Maybe I'm thinking too hard on this, Jaune thought.

He was, after all, a man stood in a shop with a bloody knife in one hand, a dead body on the floor and at least six armed terrorists in masks behind him. It wasn't the best time for philosophy. In fact, it might just have been the worst of times.

Jaune was also a man with many regrets.

He regretted coming to Vale. He regretted trying to become a huntsman. He regretted the sticky toffee pudding he'd had an hour before, which was now flip-flopping around in his stomach and he regretted waving back at that pretty girl earlier who had been waving at someone behind him and had then laughed at his embarrassment.
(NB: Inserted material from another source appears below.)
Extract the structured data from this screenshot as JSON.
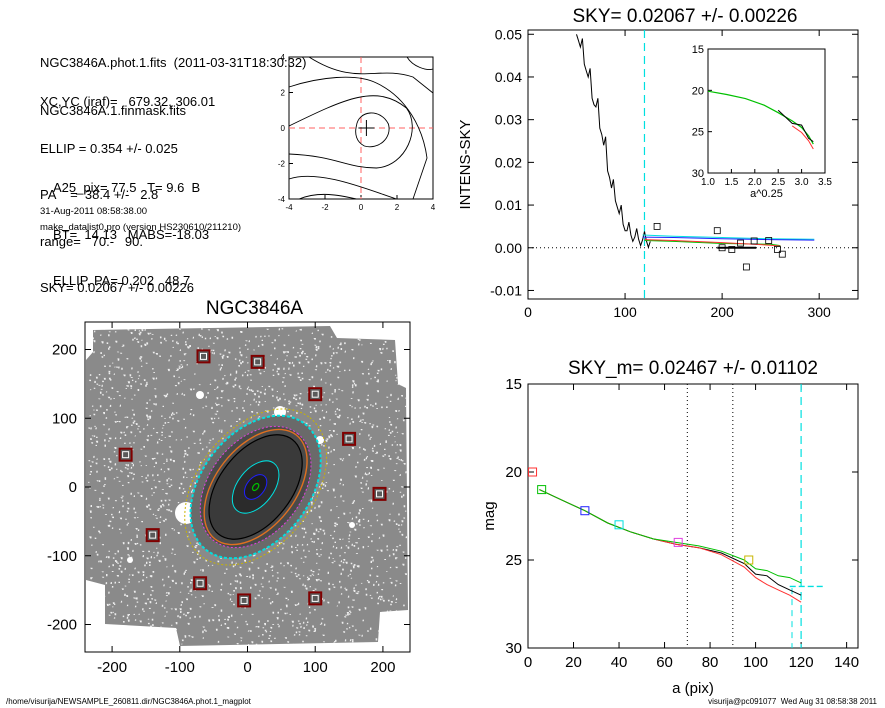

Compared to a man like Adam they were fairly pathetic regrets – but they were his, damn it, and no one would take them away.

Oh, and he regretted everything that led up to this disaster.

Obviously.

"He killed Adam," one of the faunus said. He wore the distinctive mask of the White Fang, which didn't quite cover the gobsmacked look on his face. His grey uniform blended in with his fellows and the gun at his side was pointed down. "He... He killed Adam. Just like that..."

Jaune hid the bloody knife behind his back. "No, I didn't."

"You-" the faunus choked on air. "Knife..."

With a metallic clink, the murder weapon bounced off the wall, not quite disappearing around the corner as Jaune had hoped it would. The bloody instrument came to rest where it fell, visible to all. Nervously, Jaune stepped over and gave it a kick, sending it skittering out of sight. He cleared his throat, coughed and faced the White Fang once more.

"What knife?"

The man pointed weakly.

Another placed a hand on his arm and pushed it down, shaking his head slowly.

By this point the store owner had taken the distraction he'd provided to do the brave thing and run far, far away, abandoning his innocent customer to the White Fang. If he was lucky, the man would call the police and they could tell his parents how he died.

The dust store was silent. The six faunus continued to stare at him, weapons pointed toward the ground and eyes gingerly flicking between Jaune and the dead body of Adam Taurus. He certainly looked dead. A hole in the throat tended to do that to a person, breath being at least somewhat important in the day-to-day running of the brain.